Priscilla Santos
Revista Vida Simples – 10/2009
Era uma tarde afobada de 2006. A avenida estava apinhada de veículos, paralisados. Pessoas cruzavam a rua entre os carros, carregando bandeirolas do Brasil. A imobilidade do ônibus acelerava minha ansiedade. Dali a pouco a seleção brasileira entraria em campo para seu primeiro jogo na Copa de 2006. Decidi saltar do ônibus - pois uma hora havia se passado e o trecho percorrido não superava muito mais que 1 quilômetro. Minha ideia era andar três ou quatro quarteirões, passar o cruzamento das avenidas Brigadeiro Faria Lima e Rebouças (zona oeste de São Paulo), onde o trânsito se estrangula. Subiria em outro ônibus no primeiro ponto após o trecho.

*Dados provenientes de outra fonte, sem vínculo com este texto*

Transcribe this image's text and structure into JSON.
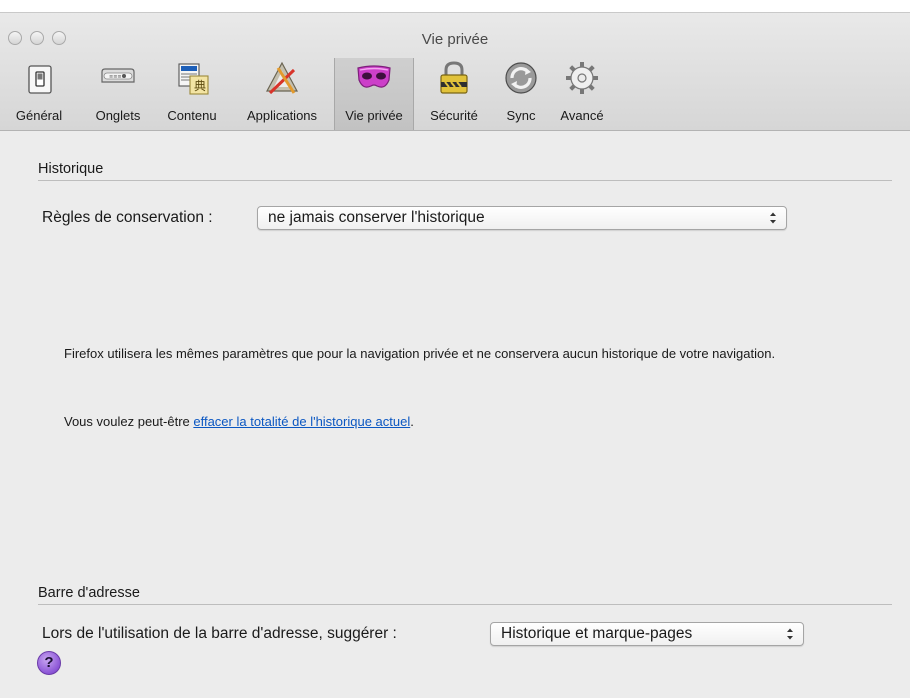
{
  "window": {
    "title": "Vie privée"
  },
  "toolbar": {
    "tabs": [
      {
        "label": "Général",
        "icon": "switch-icon"
      },
      {
        "label": "Onglets",
        "icon": "tabs-icon"
      },
      {
        "label": "Contenu",
        "icon": "content-icon"
      },
      {
        "label": "Applications",
        "icon": "applications-icon"
      },
      {
        "label": "Vie privée",
        "icon": "privacy-mask-icon",
        "selected": true
      },
      {
        "label": "Sécurité",
        "icon": "padlock-icon"
      },
      {
        "label": "Sync",
        "icon": "sync-icon"
      },
      {
        "label": "Avancé",
        "icon": "gear-icon"
      }
    ]
  },
  "history": {
    "section_title": "Historique",
    "rule_label": "Règles de conservation :",
    "rule_value": "ne jamais conserver l'historique",
    "description": "Firefox utilisera les mêmes paramètres que pour la navigation privée et ne conservera aucun historique de votre navigation.",
    "clear_prefix": "Vous voulez peut-être ",
    "clear_link": "effacer la totalité de l'historique actuel",
    "clear_suffix": "."
  },
  "addressbar": {
    "section_title": "Barre d'adresse",
    "suggest_label": "Lors de l'utilisation de la barre d'adresse, suggérer :",
    "suggest_value": "Historique et marque-pages"
  },
  "help": {
    "symbol": "?"
  },
  "colors": {
    "link": "#0b57c2",
    "background": "#ececec",
    "help_button": "#8b55d6"
  }
}
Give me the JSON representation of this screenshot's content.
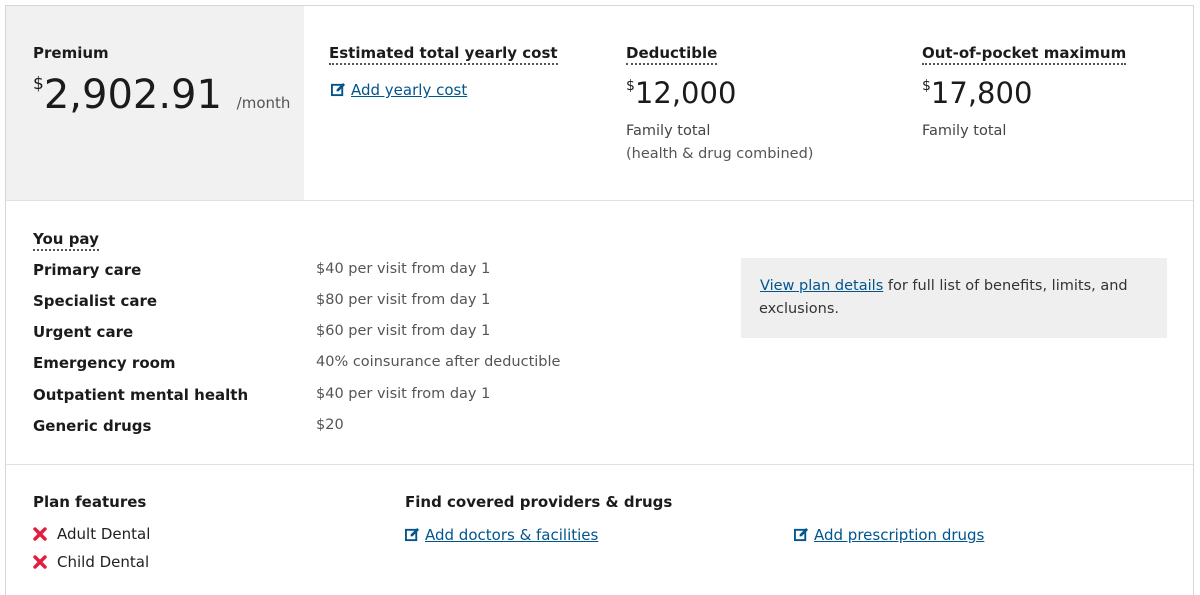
{
  "premium": {
    "label": "Premium",
    "currency": "$",
    "amount": "2,902.91",
    "period": "/month"
  },
  "yearly_cost": {
    "label": "Estimated total yearly cost",
    "link": "Add yearly cost"
  },
  "deductible": {
    "label": "Deductible",
    "currency": "$",
    "amount": "12,000",
    "sub1": "Family total",
    "sub2": "(health & drug combined)"
  },
  "oop": {
    "label": "Out-of-pocket maximum",
    "currency": "$",
    "amount": "17,800",
    "sub1": "Family total"
  },
  "you_pay": {
    "heading": "You pay",
    "rows": [
      {
        "label": "Primary care",
        "value": "$40 per visit from day 1"
      },
      {
        "label": "Specialist care",
        "value": "$80 per visit from day 1"
      },
      {
        "label": "Urgent care",
        "value": "$60 per visit from day 1"
      },
      {
        "label": "Emergency room",
        "value": "40% coinsurance after deductible"
      },
      {
        "label": "Outpatient mental health",
        "value": "$40 per visit from day 1"
      },
      {
        "label": "Generic drugs",
        "value": "$20"
      }
    ]
  },
  "plan_details": {
    "link": "View plan details",
    "text": " for full list of benefits, limits, and exclusions."
  },
  "plan_features": {
    "heading": "Plan features",
    "items": [
      {
        "label": "Adult Dental",
        "icon": "x-icon"
      },
      {
        "label": "Child Dental",
        "icon": "x-icon"
      }
    ]
  },
  "find": {
    "heading": "Find covered providers & drugs",
    "doctors_link": "Add doctors & facilities",
    "drugs_link": "Add prescription drugs"
  },
  "colors": {
    "link": "#00558d",
    "x_icon": "#e31c3d",
    "premium_bg": "#f1f1f1"
  }
}
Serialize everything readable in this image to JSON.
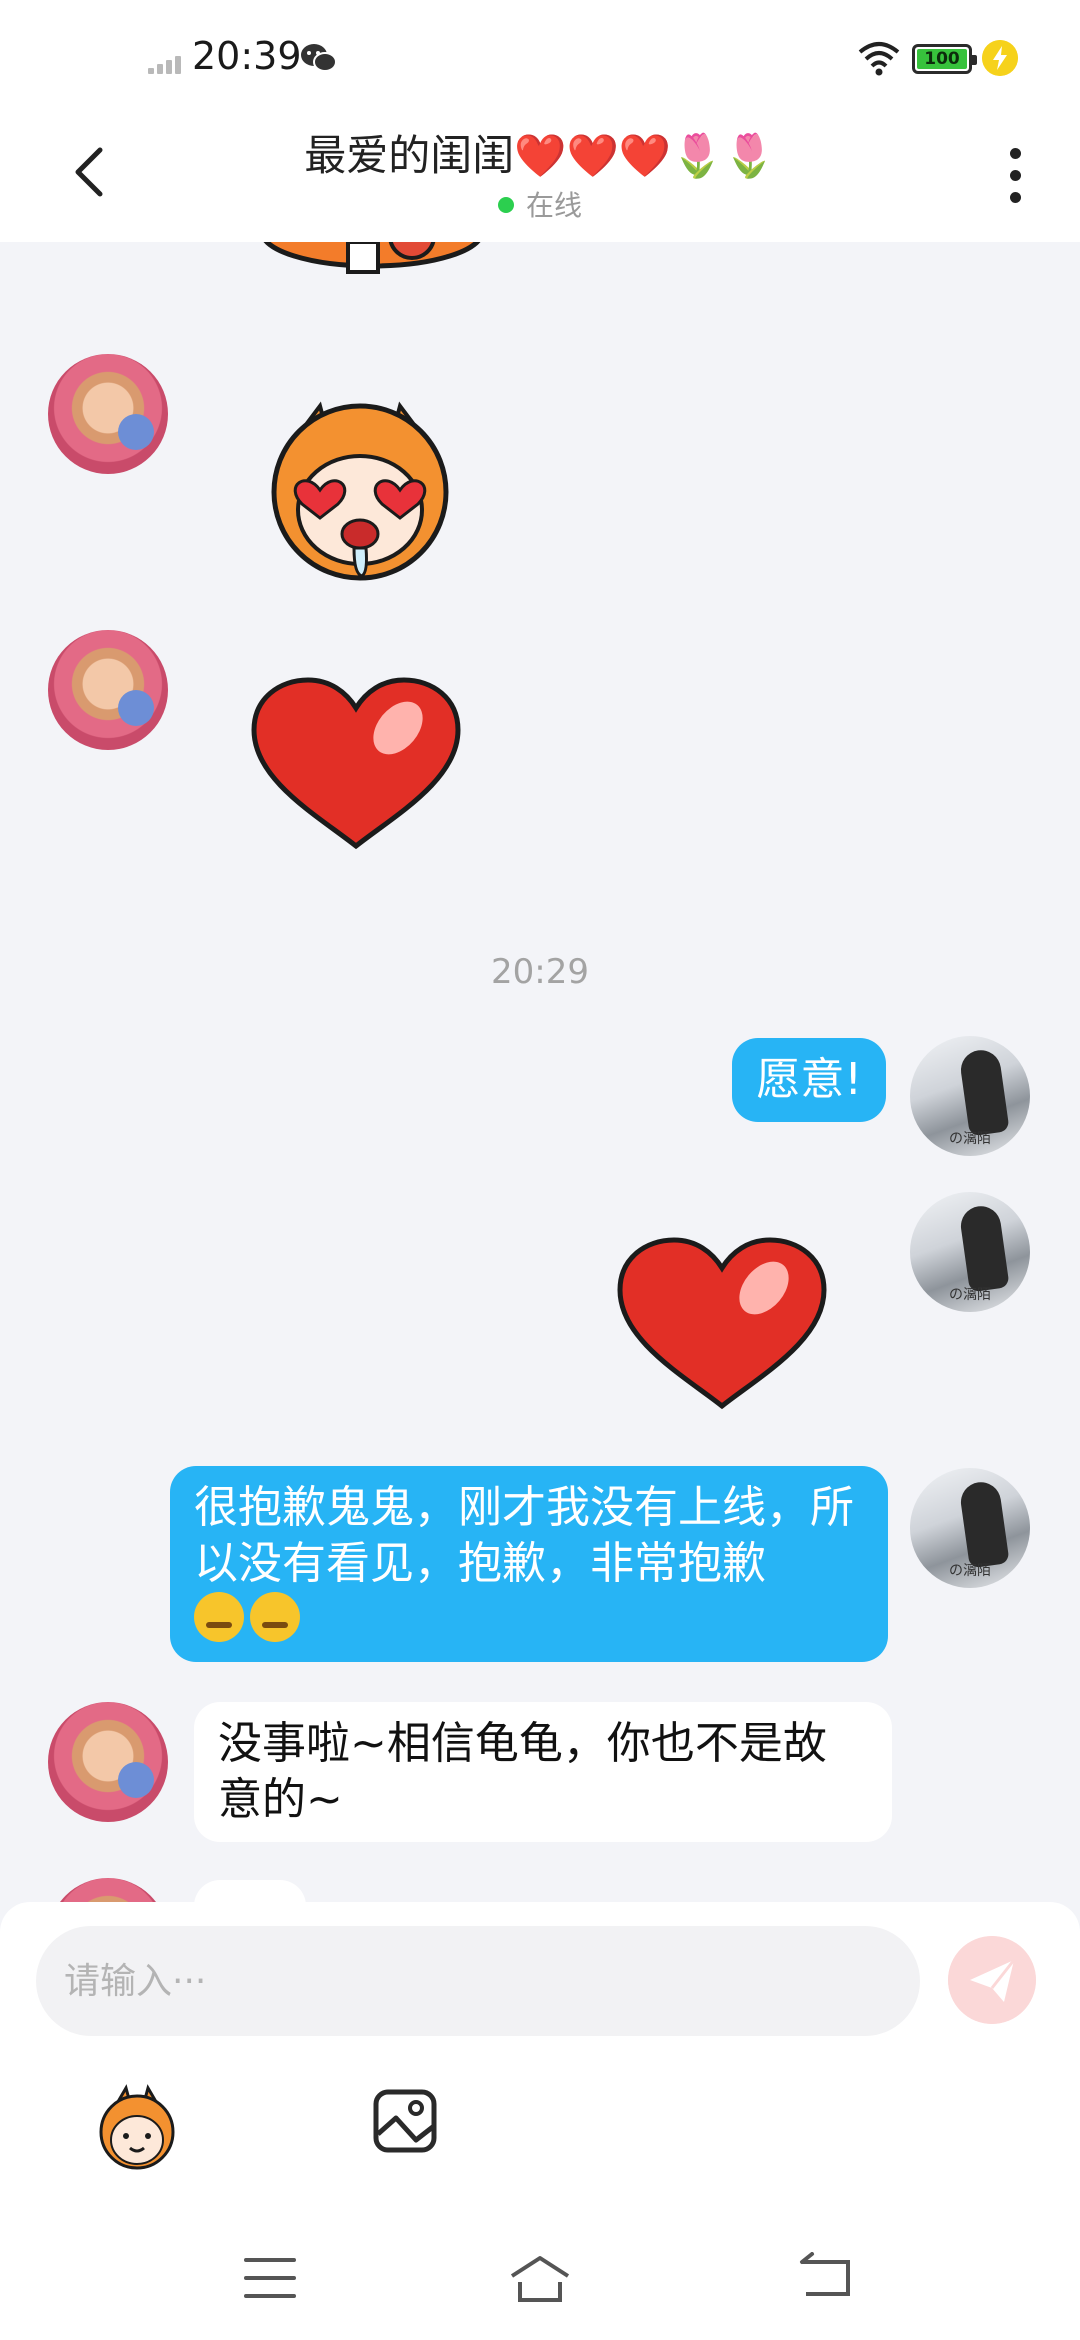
{
  "status_bar": {
    "time": "20:39",
    "battery_level": "100",
    "icons": [
      "signal-icon",
      "wechat-icon",
      "wifi-icon",
      "battery-icon",
      "charging-icon"
    ]
  },
  "header": {
    "title": "最爱的闺闺❤️❤️❤️🌷🌷",
    "presence": "在线",
    "icons": [
      "back-arrow-icon",
      "more-dots-icon"
    ]
  },
  "messages": {
    "timestamp": "20:29",
    "items": [
      {
        "sender": "friend",
        "type": "sticker",
        "content": "cartoon-sticker-partial"
      },
      {
        "sender": "friend",
        "type": "sticker",
        "content": "heart-eyes-sticker"
      },
      {
        "sender": "friend",
        "type": "sticker",
        "content": "red-heart-sticker"
      },
      {
        "sender": "self",
        "type": "text",
        "text": "愿意!"
      },
      {
        "sender": "self",
        "type": "sticker",
        "content": "red-heart-sticker"
      },
      {
        "sender": "self",
        "type": "text",
        "text": "很抱歉鬼鬼，刚才我没有上线，所以没有看见，抱歉，非常抱歉",
        "emoji": [
          "😖",
          "😔"
        ]
      },
      {
        "sender": "friend",
        "type": "text",
        "text": "没事啦~相信龟龟，你也不是故意的~"
      }
    ],
    "self_avatar_tag": "の漓陌"
  },
  "input": {
    "placeholder": "请输入···",
    "tools": [
      "sticker-tool-icon",
      "image-tool-icon"
    ]
  },
  "colors": {
    "self_bubble": "#27b4f5",
    "friend_bubble": "#ffffff",
    "background": "#f3f4f8",
    "online_dot": "#2ccf4f"
  }
}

Mas aconteceu diferente. Andei, andei e andei. E, de repente, cheguei em casa. Foram cerca de 4 quilômetros a pé. Mas a impressão é que a distância havia sido menor. Não que eu não tivesse noção de quantos metros separavam minha casa do trabalho. Mas ali estava a primeira lição do andar a pé: a cidade fica menor do que nos parece quando só nos deslocamos com meios de transporte motorizados. Carro dá muitas voltas. Ônibus, então, nem se fala. Para quem anda a pé não existe retorno, contramão, procurar vaga etc. É transporte porta a porta.
No Brasil, 35% dos deslocamentos nas cidades são feitos a pé. Para a caminhada ser considerada meio de transporte, a distância percorrida deve ser de ao menos 500 metros (cinco quarteirões) ou o motivo da viagem deve ser ida para o trabalho ou escola (o mais comum), independentemente da distância percorrida. O percentual de caminhantes em São Paulo está bem próximo da média nacional, e lá fui eu ajudar a engrossá-lo. Preocupada com meu sedentarismo e empolgada com a liberdade de ir e vir sem depender de nada nem de ninguém, decidi, à época, adotar a caminhada de uma hora casa-trabalho (contra os 40 minutos de ônibus) como meio de transporte e exercício físico.
NOVAS ROTAS
Nos primeiros dias, percorri a pé o trajeto que costumava fazer de ônibus. É uma experiência curiosa. Mais que uma mudança no meio de transporte, é uma nova percepção da cidade. Nunca havia reparado na rara largura das calçadas da avenida Faria Lima e em seu comércio miúdo, de lojas de roupas e botecos que se espremem entre os prédios espelhados. Fiquei um tempo a observar as pessoas nas janelas do ônibus olhando o movimento na rua. Antes, eu era uma dessas pessoas. As coisas parecem menores e mais distantes vistas através do vidro. Não se sente o frio ou o calor, o cheiro da coxinha frita não nos alcança, os xingos ao motorista do coletivo que não parou no ponto ficam mais abafados.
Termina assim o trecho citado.